Dans le même temps, l’école, grande pour­voyeuse de demandes de diag­nos­tic se trouve trans­for­mée, pro­jets d’accueil indi­vi­dua­li­sés (PAI) et amé­na­ge­ments à la carte décom­plètent son ordon­nan­ce­ment. Dans les « Les non-dupes errent », Lacan nous per­met une lec­ture pré­cise de ce qui est en jeu : le social prend « une pré­va­lence de nœud », dans la mesure où « il détient ce pou­voir du nom­mer à au point [que] s’en res­ti­tue un ordre […] qui est de fer[3]». La norme sociale occupe alors le devant de la scène. Si l’école semble accep­ter de se lais­ser trouer, au sens propre, par des auto­ri­sa­tions d’absence de plus en plus nom­breuses, les amé­na­ge­ments se font au nom de ces nou­velles nomi­na­tions que sont le trouble défi­cit de l’attention/hyperactivité (TDAH), haut poten­tiel (HPI), dys… Ces noms, même si les sujets trouvent à s’en ser­vir, extraient les dési­rs du lien par­ti­cu­lier qui les arti­cule au corps et laissent place à un sur­moi incar­né dans le lan­gage même[4]. Le sur­diag­nos­tic et son corol­laire, le sur­trai­te­ment, du TDAH sont d’ailleurs bien iden­ti­fiés, et une enquête parue dans The Conversation[5] du 7 juillet 2022 men­tionne les parents dési­reux d’obtenir ce diag­nos­tic et son trai­te­ment pour leur enfant afin d’améliorer sa réus­site sco­laire. Obéissant à l’impératif de l’inclusion, l’école devient para­doxa­le­ment le lieu de la ségré­ga­tion. Et si l’enseignement à la carte en allège cer­tains, pour autant, la vague d’enfants en rup­ture sco­laire ou pré­sen­tant des gestes sui­ci­daires ne cesse d’enfler lais­sant les ensei­gnants et les parents dému­nis et à bout de souffle.

Il y a crise, nous dit Jacques-Alain Miller, quand la tra­di­tion qui cadrait le réel s’évanouit et que l’appareil sym­bo­lique est rat­tra­pé par un réel qu’il ne peut ni trai­ter ni maî­tri­ser. Ces nou­veaux signi­fiants du DSM sont certes, en tant que tels, une façon de nom­mer un réel, mais de le for­clore aus­si bien en rédui­sant les enfants à leur orga­nisme.
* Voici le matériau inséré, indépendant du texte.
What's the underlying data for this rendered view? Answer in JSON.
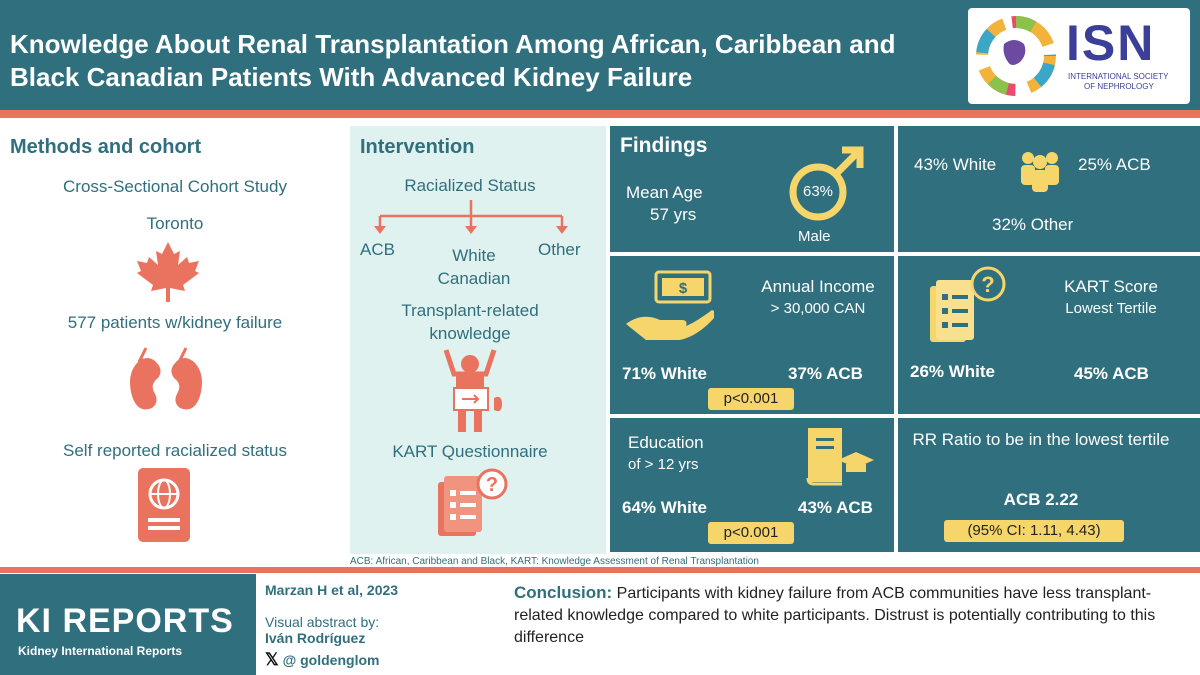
{
  "header": {
    "title": "Knowledge About Renal Transplantation Among African, Caribbean and Black Canadian Patients With Advanced Kidney Failure",
    "logo_abbr": "ISN",
    "logo_line1": "INTERNATIONAL SOCIETY",
    "logo_line2": "OF NEPHROLOGY"
  },
  "methods": {
    "title": "Methods and cohort",
    "design": "Cross-Sectional Cohort Study",
    "city": "Toronto",
    "patients": "577 patients w/kidney failure",
    "status": "Self reported racialized status"
  },
  "intervention": {
    "title": "Intervention",
    "racialized": "Racialized Status",
    "groups": [
      "ACB",
      "White Canadian",
      "Other"
    ],
    "knowledge": "Transplant-related knowledge",
    "questionnaire": "KART Questionnaire"
  },
  "findings": {
    "title": "Findings",
    "mean_age_label": "Mean Age",
    "mean_age_value": "57 yrs",
    "male_pct": "63%",
    "male_label": "Male",
    "white_pct": "43% White",
    "acb_pct": "25% ACB",
    "other_pct": "32% Other",
    "income_label1": "Annual Income",
    "income_label2": "> 30,000 CAN",
    "income_white": "71% White",
    "income_acb": "37% ACB",
    "income_p": "p<0.001",
    "kart_label1": "KART Score",
    "kart_label2": "Lowest Tertile",
    "kart_white": "26% White",
    "kart_acb": "45% ACB",
    "edu_label1": "Education",
    "edu_label2": "of > 12 yrs",
    "edu_white": "64% White",
    "edu_acb": "43% ACB",
    "edu_p": "p<0.001",
    "rr_label": "RR Ratio to be in the lowest tertile",
    "rr_value": "ACB 2.22",
    "rr_ci": "(95% CI: 1.11, 4.43)"
  },
  "footnote": "ACB: African, Caribbean  and Black, KART: Knowledge  Assessment of Renal Transplantation",
  "footer": {
    "journal": "KI REPORTS",
    "journal_sub": "Kidney International Reports",
    "citation": "Marzan H et al, 2023",
    "abstract_by": "Visual abstract by:",
    "author": "Iván Rodríguez",
    "handle": "@ goldenglom",
    "conclusion_label": "Conclusion:",
    "conclusion_text": "Participants with kidney failure from ACB communities have less transplant-related knowledge compared to white participants. Distrust is potentially contributing to this difference"
  }
}
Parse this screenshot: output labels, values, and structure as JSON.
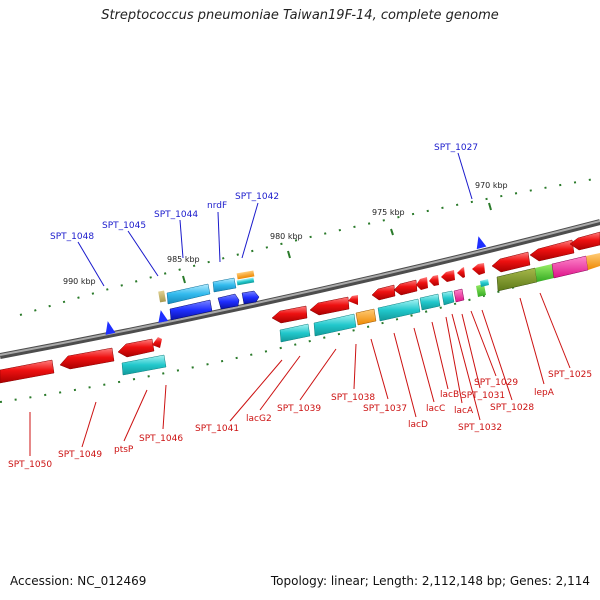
{
  "title": "Streptococcus pneumoniae Taiwan19F-14, complete genome",
  "footer": {
    "accession": "Accession: NC_012469",
    "summary": "Topology: linear; Length: 2,112,148 bp; Genes: 2,114"
  },
  "scale_labels": [
    "970 kbp",
    "975 kbp",
    "980 kbp",
    "985 kbp",
    "990 kbp"
  ],
  "genes_top": [
    "SPT_1048",
    "SPT_1045",
    "SPT_1044",
    "nrdF",
    "SPT_1042",
    "SPT_1027"
  ],
  "genes_bottom": [
    "SPT_1050",
    "SPT_1049",
    "ptsP",
    "SPT_1046",
    "SPT_1041",
    "lacG2",
    "SPT_1039",
    "SPT_1038",
    "SPT_1037",
    "lacD",
    "lacC",
    "lacB",
    "lacA",
    "SPT_1032",
    "SPT_1031",
    "SPT_1029",
    "SPT_1028",
    "lepA",
    "SPT_1025"
  ],
  "colors": {
    "forward_cds": "#1f2fff",
    "reverse_cds": "#ee1111",
    "rna_row": "#22cccc",
    "backbone": "#777777",
    "tick": "#2a7a2a",
    "label_forward": "#1a1acc",
    "label_reverse": "#cc1111"
  }
}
À l’annulation de cette place répond la pente des sujets à s’exclure de l’Autre et à se faire l’objet déchet de ce dis­cours, objet qui sème alors le trouble à l’école et/ou dans la famille et va jusqu’à mettre en crise les struc­tures de soins.

Lors de sa pre­mière séance, Clara, dix-huit ans, liste tout ce qu’elle trouve hors norme chez elle. Étiquetée HPI dans l’enfance, ses parents rap­portent tout à ce diag­nos­tic et n’entendent pas ce qui ne va pas. Elle-même se recon­naît plu­tôt dans la caté­go­rie TDAH, façon pré­caire de mettre une dis­tance avec cette pre­mière nomi­na­tion et de dire ce qui la par­ti­cu­la­rise. En effet, selon Clara, « mon cer­veau bloque, ne pense pas à man­ger, n’arrive pas à se mettre au tra­vail ». Déplier en séance les injonc­tions pater­nelles tant sur la nour­ri­ture que les études donne une cou­leur nou­velle à ces « blocages ».

J.-A. Miller, en situant, à la suite de Lacan, le symp­tôme comme « défense contre le réel[6]», nous donne un autre cap, et nous per­met d’accueillir les mani­fes­ta­tions bruyantes de l’enfant comme une pre­mière opé­ra­tion du sujet.

 


[1] Cf. Gauchard Y., « Situation alar­mante de la pédo­psy­chia­trie dans l’ouest de la France », Le Monde, 18 août 2022, dis­po­nible sur inter­net.

[2] Création des mai­sons du han­di­cap, MDPH en 2005.

[3] Cf. Lacan J., Le Séminaire, livre XXI, « Les non-dupes errent », leçon du 19 mars 1974, inédit. 

[4] Cf. Delarue A., « Les traces du Père », L’Hebdo-Blog. Nouvelle série, n°253, 7 novembre 2021, publi­ca­tion en ligne (www​.heb​do​-blog​.fr).

[5] Morgan P. L., « White Children Are Especially Likely to Be Overdiagnosed and Overtreated for ADHD, According to a New Study », The Conversation, 6 juillet 2022, dis­po­nible sur inter­net.

[6] Miller J.-A., « Le réel au XXIe siècle. Présentation du thème du IXe Congrès de l’AMP », La Cause du désir, n°82, octobre 2012, p. 94, dis­po­nible sur Cairn.